# 02_1 Engine Model
Due to NDA agreements no data can be displayed.

In this notebook a power prediction model is shown. It is based on the CFD calculations for a certain hull shape with varying draft, trim and speed.  
The data is given and prepared as .csv file to be read.  

Even the model is more predicting the theoretical power demand by the vessel, the model is called "Engine Model".

### Imports

In [None]:
# Package and library import
import pandas as pd
import numpy as np
import math

import seaborn as sns
import matplotlib.pyplot as plt
import plotly.express as px

from sklearn.model_selection import train_test_split

from sklearn.tree import DecisionTreeRegressor
from sklearn.ensemble import RandomForestRegressor

from sklearn.metrics import mean_squared_error

### Read data from "Engine_Model_Data"

In [None]:
# Read data
df = pd.read_csv('../data/Engine_Model_Data.csv')
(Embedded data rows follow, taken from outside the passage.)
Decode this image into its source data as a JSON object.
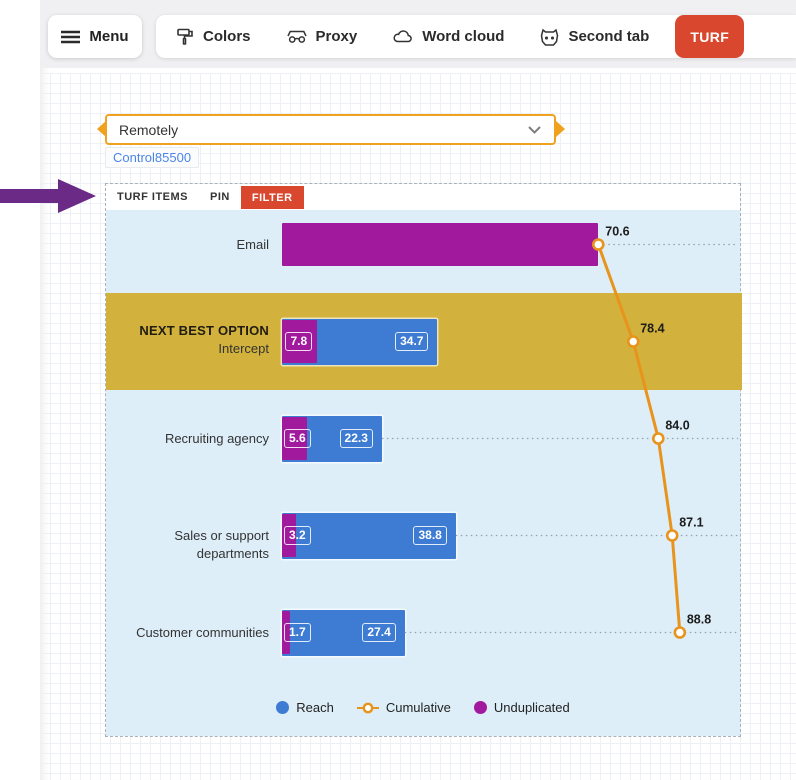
{
  "toolbar": {
    "menu_label": "Menu",
    "tabs": [
      {
        "label": "Colors",
        "icon": "paint-roller-icon"
      },
      {
        "label": "Proxy",
        "icon": "goggles-icon"
      },
      {
        "label": "Word cloud",
        "icon": "cloud-icon"
      },
      {
        "label": "Second tab",
        "icon": "dog-icon"
      }
    ],
    "active_tab": "TURF"
  },
  "filter_widget": {
    "selected_value": "Remotely",
    "control_id": "Control85500"
  },
  "panel": {
    "tabs": [
      {
        "label": "TURF ITEMS",
        "active": false
      },
      {
        "label": "PIN",
        "active": false
      },
      {
        "label": "FILTER",
        "active": true
      }
    ]
  },
  "chart_data": {
    "type": "bar",
    "orientation": "horizontal",
    "value_axis": {
      "min": 0,
      "max": 100,
      "visible": false
    },
    "items": [
      {
        "label": "Email",
        "badge": null,
        "unduplicated": 70.6,
        "unduplicated_label": null,
        "reach": null,
        "reach_label": null,
        "cumulative": 70.6,
        "cumulative_label": "70.6",
        "highlighted": false
      },
      {
        "label": "Intercept",
        "badge": "NEXT BEST OPTION",
        "unduplicated": 7.8,
        "unduplicated_label": "7.8",
        "reach": 34.7,
        "reach_label": "34.7",
        "cumulative": 78.4,
        "cumulative_label": "78.4",
        "highlighted": true
      },
      {
        "label": "Recruiting agency",
        "badge": null,
        "unduplicated": 5.6,
        "unduplicated_label": "5.6",
        "reach": 22.3,
        "reach_label": "22.3",
        "cumulative": 84.0,
        "cumulative_label": "84.0",
        "highlighted": false
      },
      {
        "label": "Sales or support departments",
        "badge": null,
        "unduplicated": 3.2,
        "unduplicated_label": "3.2",
        "reach": 38.8,
        "reach_label": "38.8",
        "cumulative": 87.1,
        "cumulative_label": "87.1",
        "highlighted": false
      },
      {
        "label": "Customer communities",
        "badge": null,
        "unduplicated": 1.7,
        "unduplicated_label": "1.7",
        "reach": 27.4,
        "reach_label": "27.4",
        "cumulative": 88.8,
        "cumulative_label": "88.8",
        "highlighted": false
      }
    ],
    "legend": [
      {
        "label": "Reach",
        "marker": "circle",
        "color": "#3d7cd2"
      },
      {
        "label": "Cumulative",
        "marker": "ring-line",
        "color": "#e8941c"
      },
      {
        "label": "Unduplicated",
        "marker": "circle",
        "color": "#a11a9e"
      }
    ],
    "legend_position": "bottom"
  },
  "colors": {
    "accent_orange": "#f0a11e",
    "active_red": "#d9482e",
    "reach_blue": "#3d7cd2",
    "unduplicated_magenta": "#a11a9e",
    "highlight_gold": "#d2b23c",
    "chart_bg_blue": "#ddeef9",
    "cumulative_line": "#e8941c",
    "annotation_purple": "#6b2a85",
    "link_blue": "#4a86e8"
  }
}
# Remove withspace and replace by '_'
df.columns = df.columns.map(lambda h: ''.join(h).replace(' ', '_'))

In [None]:
# Correct the wrong .dot in Power [kW]
df['Power_(PD)_[kW]'] *= 1000 

### Visualize the data

In [None]:
px.scatter(df, x='Power_(PD)_[kW]', y='Speed_[kn]', color = 'Power_(PD)_[kW]', color_continuous_scale=['#ff6600','#ff6600'])

In [None]:
px.scatter(df, x='Trim_[m]', y='Mean_Draft_[m]')

### Drop features

In [None]:
lst_drop = ['Dynamic_draft_AP_[m]', 'Dynamic_mean_draft_[m]', 'Dynamic_draft_FP_[m]', 'Dynamic_trim_[m]', 'Volume_[m^3]', 'Draft_AP_[m]', 'Draft_FP_[m]']
df = df.drop(lst_drop, axis = 1)

In [None]:
df.info(verbose=True)

### Correlation matrix

In [None]:
plt.figure(figsize = (10,10))
sns.heatmap(df.corr(), annot = True, cmap = 'RdYlGn')

### Model Details

In [None]:
# Define target
X = df.drop(['Power_(PD)_[kW]'], axis = 1)
y = df['Power_(PD)_[kW]']

In [None]:
# Train-Test-Split
X_train, X_test, y_train, y_test = train_test_split(X, y, test_size = 0.25, random_state = 42)

The test train split is done with 25% as it is commen.

In [None]:
# Fit RandomForest Regression model
model = RandomForestRegressor()
model.fit(X_train, y_train)

In [None]:
# Predict
y_predict = model.predict(X_test)

### MSE

As model metric the mean squared error (MSE) is used.

In [None]:
mse = mean_squared_error(y_test, y_predict)
rmse = math.sqrt(mean_squared_error(y_test, y_predict))
# print the predicted value
print("Mean Squared Error : % d" % mse) 
print("Root Mean Squared Error : % d" % rmse) 

In [None]:
# plot predicted data 
plt.scatter(y_test, model.predict(X_test), color = 'blue')  

# specify title and labels
plt.title('Power Prediction Theoretical Ship Engine Model with (RandomForestRegression)')  
plt.xlabel('Power') 
plt.ylabel('Power predicted') 
plt.show() 

## Model Evaluation
Use the Model with "test" data to evaluate the model. a test set of values is used to predict and check the outcome of the model.


In [None]:
# Input order: Draft [m], Trim [m], Speed [kn] 
Value_set = [[6.8, 5.8, 8.0]]

In [None]:
Value_predict = model.predict(Value_set)

print('Test Value out put : % f' % Value_predict) 

The validation of the model shows the following:

DecisionTreeRegressor: The values are predicted precise in the case a datapoint is given als input. For datapoints between given model points, the result is rounded either up or down with a treshhold of .5

RandomForestRegressor: the predicted values are close to the given datapoints in the target. The differences are small and hence selected for further use to predict the theoretical required Power of the engine to move the vessel.

### Use pickle to safe model 
The model is safed with the help of pickle and made available for use in the "Featureengineering" notebook to predict the power with the draft, trim and speeds from the ship.

In [None]:
#import pickle

# safe model
#RandForestReg_EngineModel = '../models/RFReg_Engine_Model.sav'
#pickle.dump(model, open(RandForestReg_EngineModel, 'wb'))

Safeing the model is enabled to not generate unwanted models ann data.

## Summary
The idea is to predict the power with a model which was trained on different, external data. This might improve or simplified the model, but his has to be tested and proven in the modeling part.